Красивая, обсаженная высокими деревьями улица, на которой стояло здание, прежде занимаемое интернатом, когда-то носила имя голландской королевы Вильмы, а потом была названа в честь русского писателя Горького. Никто этому не удивился, потому что к тому времени и улица Терез, часть Большого Кольца, уже называлась улицей Ленина, и другая часть, улица Таможенная, — улицей Толбухина; счастье еще, что хоть улице Клаузаль, где по выходным ждала Габора Блюма дома мать, оставили старое имя.

Все это было давным-давно. А в пять тысяч семьсот тринадцатом году, в месяце тишрей, Балла на уроке закона Божьего рассказывал об исходе евреев из Египта. И вдруг сказал: «Вообще-то нам тоже скоро придется уходить отсюда». Шум поднялся невероятный. Балла, однако, на упорные вопросы воспитанников ответил лишь: одно влиятельное учреждение настаивает, чтобы интернат убрался отсюда, из окрестностей Городской рощи, из этого роскошного трехэтажного особняка, который вот уже полстолетия дает кров мальчикам-евреям, оставшимся без отцов или круглым сиротам. Одна из причин — соседство израильского посольства. Габор Блюм, конечно, уже тогда утверждал: ни о каком учреждении тут речь не идет, просто коммунисты хотят выставить отсюда сирот-евреев, потому что очень им приглянулся прекрасный особняк.

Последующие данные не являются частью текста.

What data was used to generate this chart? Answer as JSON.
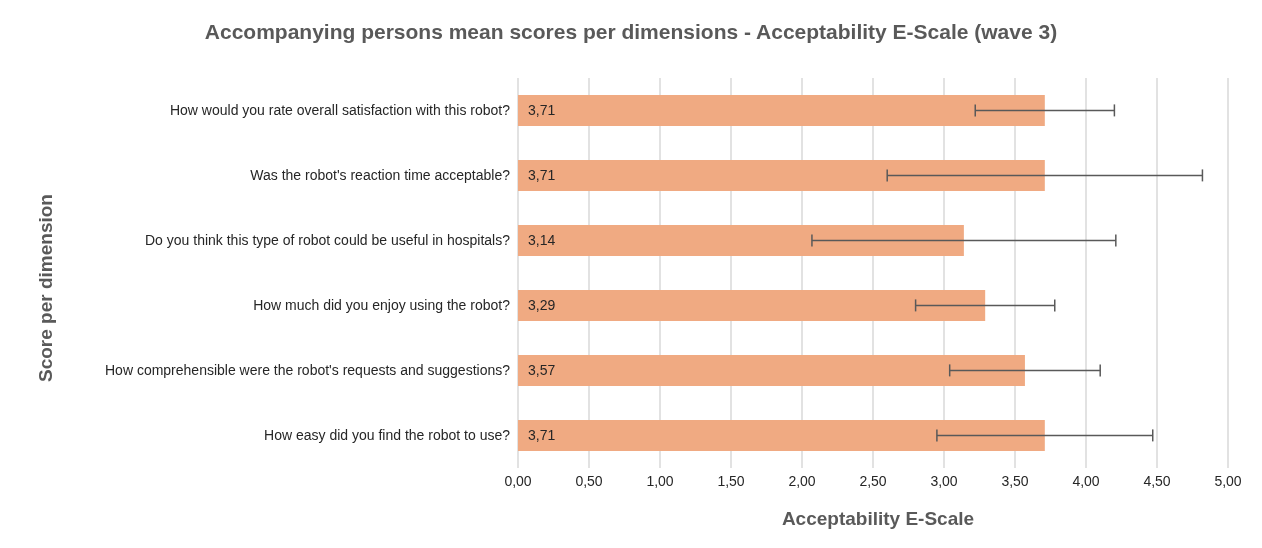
{
  "chart_data": {
    "type": "bar",
    "orientation": "horizontal",
    "title": "Accompanying persons mean scores per dimensions - Acceptability E-Scale (wave 3)",
    "xlabel": "Acceptability E-Scale",
    "ylabel": "Score per dimension",
    "categories": [
      "How would you rate overall satisfaction with this robot?",
      "Was the robot's reaction time acceptable?",
      "Do you think this type of robot could be useful in hospitals?",
      "How much did you enjoy using the robot?",
      "How comprehensible were the robot's requests and suggestions?",
      "How easy did you find the robot to use?"
    ],
    "values": [
      3.71,
      3.71,
      3.14,
      3.29,
      3.57,
      3.71
    ],
    "errors": [
      0.49,
      1.11,
      1.07,
      0.49,
      0.53,
      0.76
    ],
    "value_labels": [
      "3,71",
      "3,71",
      "3,14",
      "3,29",
      "3,57",
      "3,71"
    ],
    "color": "#f0aa82",
    "xlim": [
      0,
      5
    ],
    "xticks": [
      {
        "value": 0,
        "label": "0,00"
      },
      {
        "value": 0.5,
        "label": "0,50"
      },
      {
        "value": 1,
        "label": "1,00"
      },
      {
        "value": 1.5,
        "label": "1,50"
      },
      {
        "value": 2,
        "label": "2,00"
      },
      {
        "value": 2.5,
        "label": "2,50"
      },
      {
        "value": 3,
        "label": "3,00"
      },
      {
        "value": 3.5,
        "label": "3,50"
      },
      {
        "value": 4,
        "label": "4,00"
      },
      {
        "value": 4.5,
        "label": "4,50"
      },
      {
        "value": 5,
        "label": "5,00"
      }
    ],
    "grid": "x",
    "legend": false
  }
}
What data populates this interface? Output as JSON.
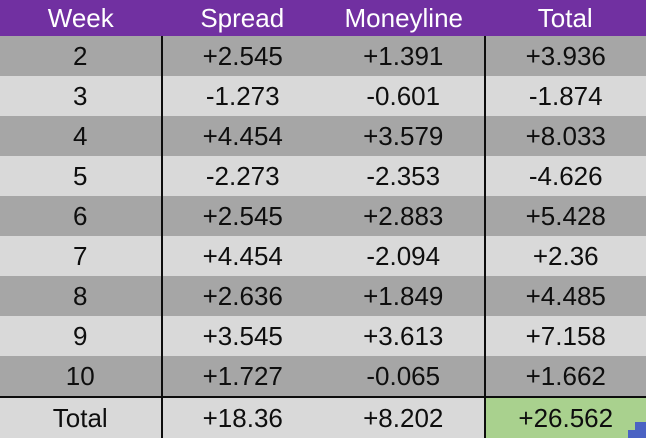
{
  "table": {
    "columns": [
      "Week",
      "Spread",
      "Moneyline",
      "Total"
    ],
    "rows": [
      {
        "week": "2",
        "spread": "+2.545",
        "moneyline": "+1.391",
        "total": "+3.936"
      },
      {
        "week": "3",
        "spread": "-1.273",
        "moneyline": "-0.601",
        "total": "-1.874"
      },
      {
        "week": "4",
        "spread": "+4.454",
        "moneyline": "+3.579",
        "total": "+8.033"
      },
      {
        "week": "5",
        "spread": "-2.273",
        "moneyline": "-2.353",
        "total": "-4.626"
      },
      {
        "week": "6",
        "spread": "+2.545",
        "moneyline": "+2.883",
        "total": "+5.428"
      },
      {
        "week": "7",
        "spread": "+4.454",
        "moneyline": "-2.094",
        "total": "+2.36"
      },
      {
        "week": "8",
        "spread": "+2.636",
        "moneyline": "+1.849",
        "total": "+4.485"
      },
      {
        "week": "9",
        "spread": "+3.545",
        "moneyline": "+3.613",
        "total": "+7.158"
      },
      {
        "week": "10",
        "spread": "+1.727",
        "moneyline": "-0.065",
        "total": "+1.662"
      }
    ],
    "total_row": {
      "label": "Total",
      "spread": "+18.36",
      "moneyline": "+8.202",
      "total": "+26.562"
    }
  },
  "chart_data": {
    "type": "table",
    "title": "",
    "columns": [
      "Week",
      "Spread",
      "Moneyline",
      "Total"
    ],
    "x": [
      2,
      3,
      4,
      5,
      6,
      7,
      8,
      9,
      10
    ],
    "series": [
      {
        "name": "Spread",
        "values": [
          2.545,
          -1.273,
          4.454,
          -2.273,
          2.545,
          4.454,
          2.636,
          3.545,
          1.727
        ]
      },
      {
        "name": "Moneyline",
        "values": [
          1.391,
          -0.601,
          3.579,
          -2.353,
          2.883,
          -2.094,
          1.849,
          3.613,
          -0.065
        ]
      },
      {
        "name": "Total",
        "values": [
          3.936,
          -1.874,
          8.033,
          -4.626,
          5.428,
          2.36,
          4.485,
          7.158,
          1.662
        ]
      }
    ],
    "totals": {
      "Spread": 18.36,
      "Moneyline": 8.202,
      "Total": 26.562
    }
  },
  "colors": {
    "purple": "#7130A1",
    "dark_gray": "#A6A6A6",
    "light_gray": "#D9D9D9",
    "green": "#A9D18E",
    "blue": "#4A62C3"
  }
}
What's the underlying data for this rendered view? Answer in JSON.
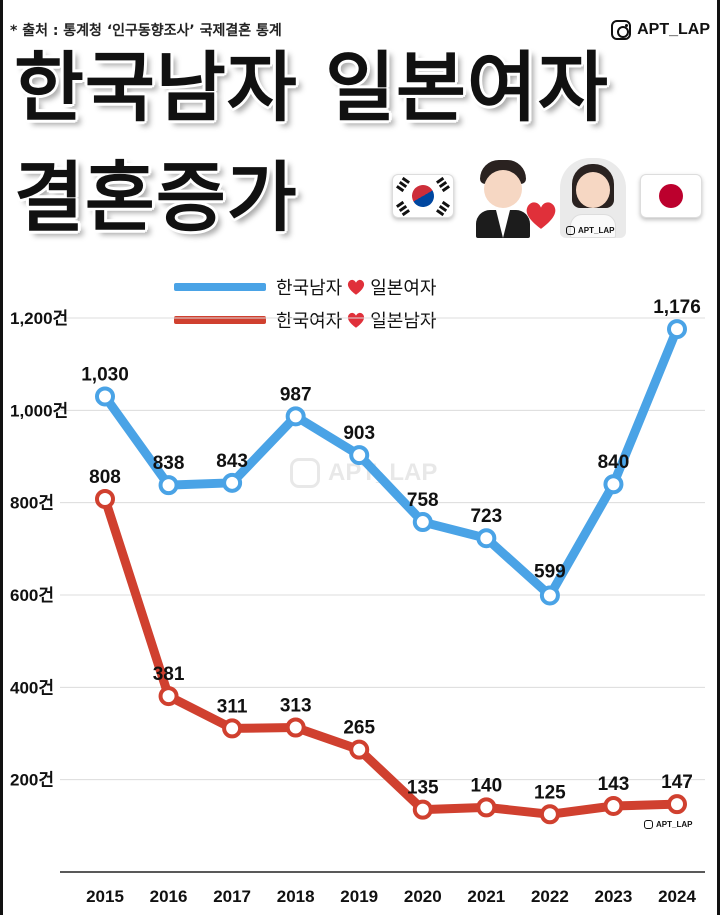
{
  "source_note": "* 출처 : 통계청 ‘인구동향조사’ 국제결혼 통계",
  "brand": {
    "label": "APT_LAP",
    "icon": "instagram-icon"
  },
  "title": {
    "line1": "한국남자 일본여자",
    "line2": "결혼증가"
  },
  "decor": {
    "flag_left": "korea-flag-icon",
    "flag_right": "japan-flag-icon",
    "couple": [
      "groom-icon",
      "heart-icon",
      "bride-icon"
    ],
    "couple_brand": "APT_LAP"
  },
  "watermark": "APT_LAP",
  "corner_brand": "APT_LAP",
  "colors": {
    "blue": "#4aa3e6",
    "red": "#d0402f",
    "heart": "#e0303a"
  },
  "chart_data": {
    "type": "line",
    "title": "",
    "xlabel": "",
    "ylabel": "",
    "categories": [
      "2015",
      "2016",
      "2017",
      "2018",
      "2019",
      "2020",
      "2021",
      "2022",
      "2023",
      "2024"
    ],
    "ylim": [
      0,
      1200
    ],
    "yticks": [
      200,
      400,
      600,
      800,
      1000,
      1200
    ],
    "ytick_labels": [
      "200건",
      "400건",
      "600건",
      "800건",
      "1,000건",
      "1,200건"
    ],
    "grid": true,
    "legend_position": "top",
    "series": [
      {
        "name": "한국남자 ❤ 일본여자",
        "name_parts": [
          "한국남자",
          "일본여자"
        ],
        "color": "#4aa3e6",
        "values": [
          1030,
          838,
          843,
          987,
          903,
          758,
          723,
          599,
          840,
          1176
        ],
        "labels": [
          "1,030",
          "838",
          "843",
          "987",
          "903",
          "758",
          "723",
          "599",
          "840",
          "1,176"
        ]
      },
      {
        "name": "한국여자 ❤ 일본남자",
        "name_parts": [
          "한국여자",
          "일본남자"
        ],
        "color": "#d0402f",
        "values": [
          808,
          381,
          311,
          313,
          265,
          135,
          140,
          125,
          143,
          147
        ],
        "labels": [
          "808",
          "381",
          "311",
          "313",
          "265",
          "135",
          "140",
          "125",
          "143",
          "147"
        ]
      }
    ]
  }
}
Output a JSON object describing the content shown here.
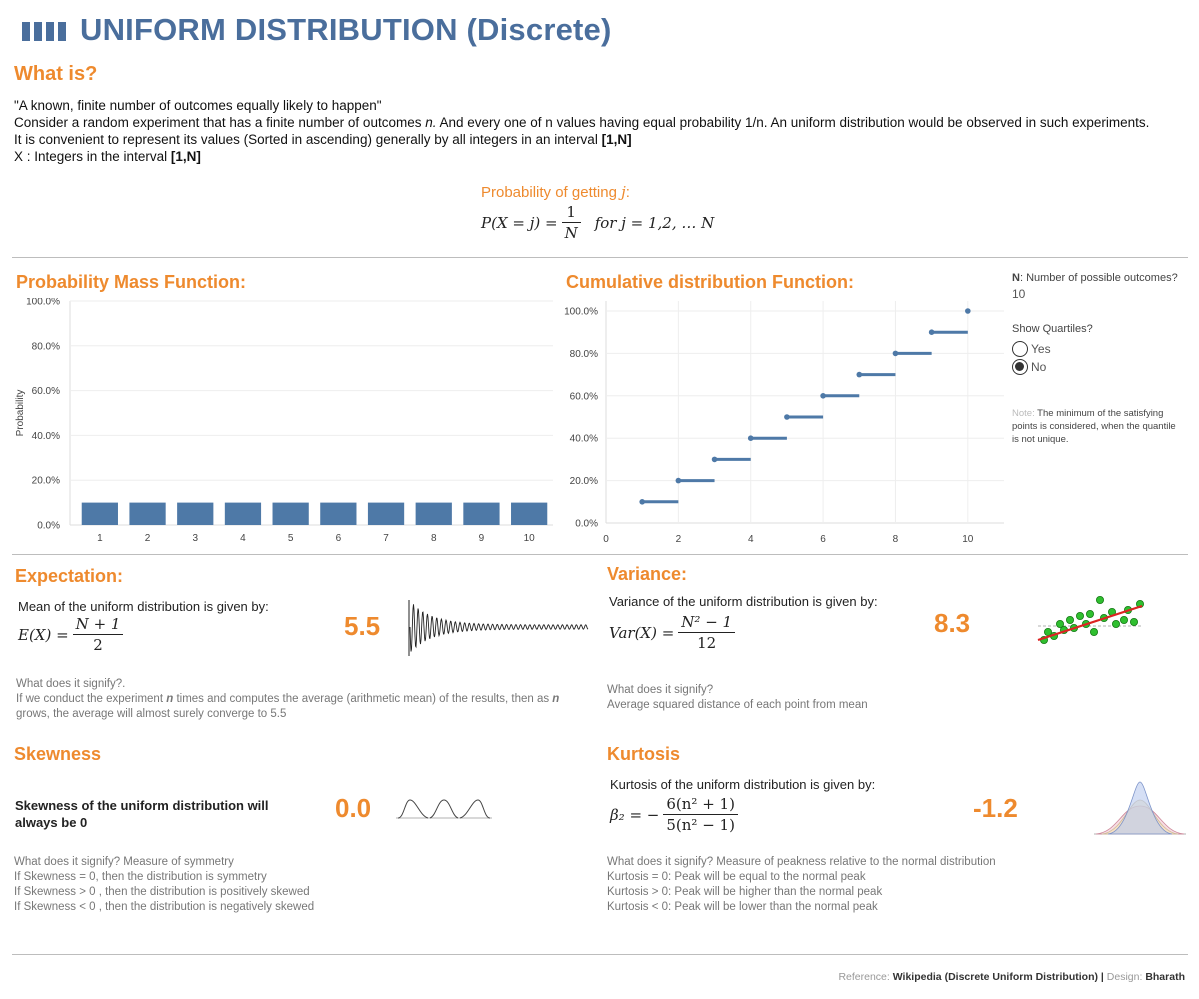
{
  "header": {
    "title_icon": "bar-chart-icon",
    "title": "UNIFORM DISTRIBUTION (Discrete)"
  },
  "intro": {
    "heading": "What is?",
    "quote": "\"A known, finite number of outcomes equally likely to happen\"",
    "line2_pre": "Consider a random experiment that has a finite number of outcomes ",
    "line2_n": "n.",
    "line2_post": " And every one of n values having equal probability 1/n. An uniform distribution would be observed in such experiments.",
    "line3_pre": "It is convenient to represent its values (Sorted in ascending) generally by all integers in an interval ",
    "line3_bold": "[1,N]",
    "line4_pre": "X : Integers in the interval ",
    "line4_bold": "[1,N]"
  },
  "prob_formula": {
    "label_pre": "Probability of getting ",
    "label_var": "j",
    "label_post": ":",
    "lhs": "P(X = j) =",
    "num": "1",
    "den": "N",
    "rhs": "for j = 1,2, … N"
  },
  "pmf": {
    "title": "Probability Mass Function:",
    "ylabel": "Probability"
  },
  "cdf": {
    "title": "Cumulative distribution Function:"
  },
  "controls": {
    "n_label_bold": "N",
    "n_label": ": Number of possible outcomes?",
    "n_value": "10",
    "quartiles_label": "Show Quartiles?",
    "opt_yes": "Yes",
    "opt_no": "No",
    "selected": "No",
    "note_label": "Note:",
    "note_text": " The minimum of the satisfying points is considered, when the quantile is not unique."
  },
  "expectation": {
    "title": "Expectation:",
    "desc": "Mean of the uniform distribution is given by:",
    "lhs": "E(X) =",
    "num": "N + 1",
    "den": "2",
    "value": "5.5",
    "signify_q": "What does it signify?.",
    "signify_pre": "If we conduct the experiment ",
    "signify_n": "n",
    "signify_post": " times and computes the average (arithmetic mean) of the results, then as ",
    "signify_n2": "n",
    "signify_line2": "grows, the average will almost surely converge to 5.5"
  },
  "variance": {
    "title": "Variance:",
    "desc": "Variance of the uniform distribution is given by:",
    "lhs": "Var(X) =",
    "num": "N² − 1",
    "den": "12",
    "value": "8.3",
    "signify_q": "What does it signify?",
    "signify": "Average squared distance of each point from mean"
  },
  "skewness": {
    "title": "Skewness",
    "desc_line1": "Skewness of the uniform distribution will",
    "desc_line2": "always be 0",
    "value": "0.0",
    "signify_lines": [
      "What does it signify?  Measure of symmetry",
      "If Skewness = 0, then the distribution is symmetry",
      "If Skewness > 0 , then the distribution is positively skewed",
      "If Skewness < 0 , then the distribution is negatively skewed"
    ]
  },
  "kurtosis": {
    "title": "Kurtosis",
    "desc": "Kurtosis of the uniform distribution is given by:",
    "lhs": "β₂ = −",
    "num": "6(n² + 1)",
    "den": "5(n² − 1)",
    "value": "-1.2",
    "signify_lines": [
      "What does it signify?  Measure of peakness relative to the normal distribution",
      "Kurtosis = 0: Peak will be equal to the normal peak",
      "Kurtosis > 0: Peak will be higher than the normal peak",
      "Kurtosis < 0: Peak will be lower than the normal peak"
    ]
  },
  "footer": {
    "ref_label": "Reference:",
    "ref_value": "Wikipedia (Discrete Uniform Distribution)",
    "sep": " | ",
    "design_label": "Design:",
    "design_value": "Bharath"
  },
  "colors": {
    "accent": "#ee8a2e",
    "title_blue": "#4a6e9c",
    "bar": "#4e79a7"
  },
  "chart_data": [
    {
      "type": "bar",
      "title": "Probability Mass Function:",
      "ylabel": "Probability",
      "categories": [
        "1",
        "2",
        "3",
        "4",
        "5",
        "6",
        "7",
        "8",
        "9",
        "10"
      ],
      "values": [
        0.1,
        0.1,
        0.1,
        0.1,
        0.1,
        0.1,
        0.1,
        0.1,
        0.1,
        0.1
      ],
      "ylim": [
        0,
        1
      ],
      "yticks": [
        "0.0%",
        "20.0%",
        "40.0%",
        "60.0%",
        "80.0%",
        "100.0%"
      ],
      "grid": true
    },
    {
      "type": "line",
      "title": "Cumulative distribution Function:",
      "x": [
        1,
        2,
        3,
        4,
        5,
        6,
        7,
        8,
        9,
        10
      ],
      "values": [
        0.1,
        0.2,
        0.3,
        0.4,
        0.5,
        0.6,
        0.7,
        0.8,
        0.9,
        1.0
      ],
      "xlim": [
        0,
        11
      ],
      "xticks": [
        "0",
        "2",
        "4",
        "6",
        "8",
        "10"
      ],
      "ylim": [
        0,
        1
      ],
      "yticks": [
        "0.0%",
        "20.0%",
        "40.0%",
        "60.0%",
        "80.0%",
        "100.0%"
      ],
      "grid": true
    }
  ]
}
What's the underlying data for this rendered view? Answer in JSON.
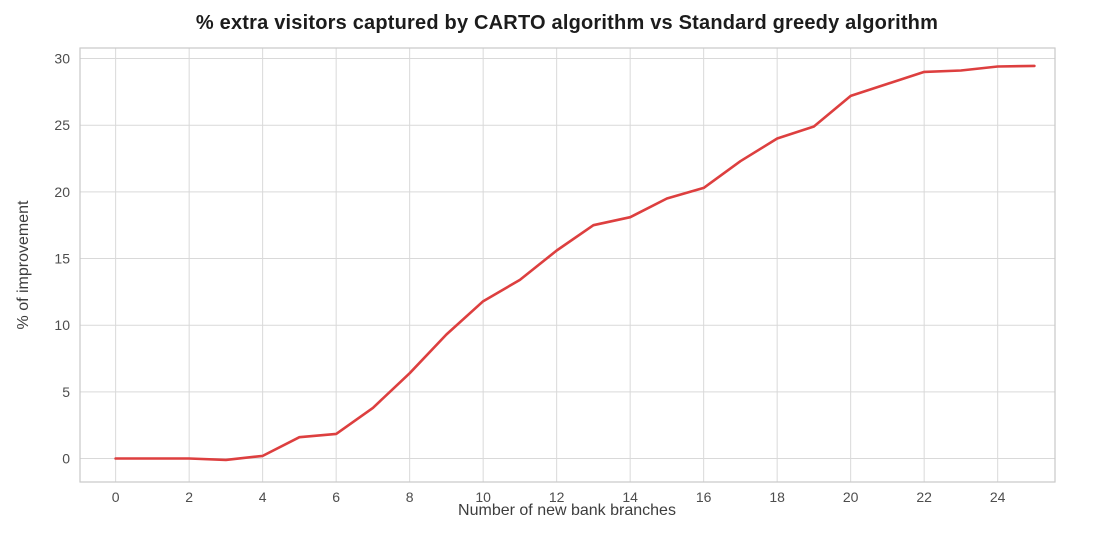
{
  "chart_data": {
    "type": "line",
    "title": "% extra visitors captured by CARTO algorithm vs Standard greedy algorithm",
    "xlabel": "Number of new bank branches",
    "ylabel": "% of improvement",
    "x": [
      0,
      1,
      2,
      3,
      4,
      5,
      6,
      7,
      8,
      9,
      10,
      11,
      12,
      13,
      14,
      15,
      16,
      17,
      18,
      19,
      20,
      21,
      22,
      23,
      24,
      25
    ],
    "series": [
      {
        "color": "#dd3f3f",
        "values": [
          0,
          0,
          0,
          -0.1,
          0.2,
          1.6,
          1.85,
          3.8,
          6.4,
          9.3,
          11.8,
          13.4,
          15.6,
          17.5,
          18.1,
          19.5,
          20.3,
          22.3,
          24.0,
          24.9,
          27.2,
          28.1,
          29.0,
          29.1,
          29.4,
          29.45
        ]
      }
    ],
    "xticks": [
      0,
      2,
      4,
      6,
      8,
      10,
      12,
      14,
      16,
      18,
      20,
      22,
      24
    ],
    "yticks": [
      0,
      5,
      10,
      15,
      20,
      25,
      30
    ],
    "xlim": [
      -0.97,
      25.56
    ],
    "ylim": [
      -1.76,
      30.79
    ],
    "grid": true,
    "legend": false,
    "styles": {
      "grid_color": "#d9d9d9",
      "spine_color": "#c9c9c9",
      "tick_label_color": "#4d4d4d",
      "axis_label_color": "#3d3d3d",
      "title_color": "#1c1c1c",
      "line_width": 2.6,
      "background": "#ffffff"
    }
  }
}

В отличие от фараона, который в свое время всеми правдами и неправдами пытался удержать народ Моисеев в Египте, так что Господу пришлось напустить на него десять казней египетских, данное учреждение очень даже торопило исход, в то время как евреи, против обыкновения, совсем не прочь были остаться.

Говорят, в те дни, где-то перед Йом-Кипуром, дирекция интерната устроила совещание. Кто-то предложил: давайте напишем письмо руководителю страны, который — вот ведь везение! — unsereiner. Имея в виду это счастливое совпадение, можно, как бы между делом, попросить замолвить за них словечко и спасти от выселения. Но тут, говорят, один рабби, древний старик, который, видимо, считал, что терять ему все равно нечего, воздел руки к небу и воскликнул: «Seid ihr Meschugge? Вы с ума посходили? Мало того, что этот мошенник из наших, так мы еще и напомним ему об этом?» Словом, собравшиеся в конце концов отказались от мысли писать прошение.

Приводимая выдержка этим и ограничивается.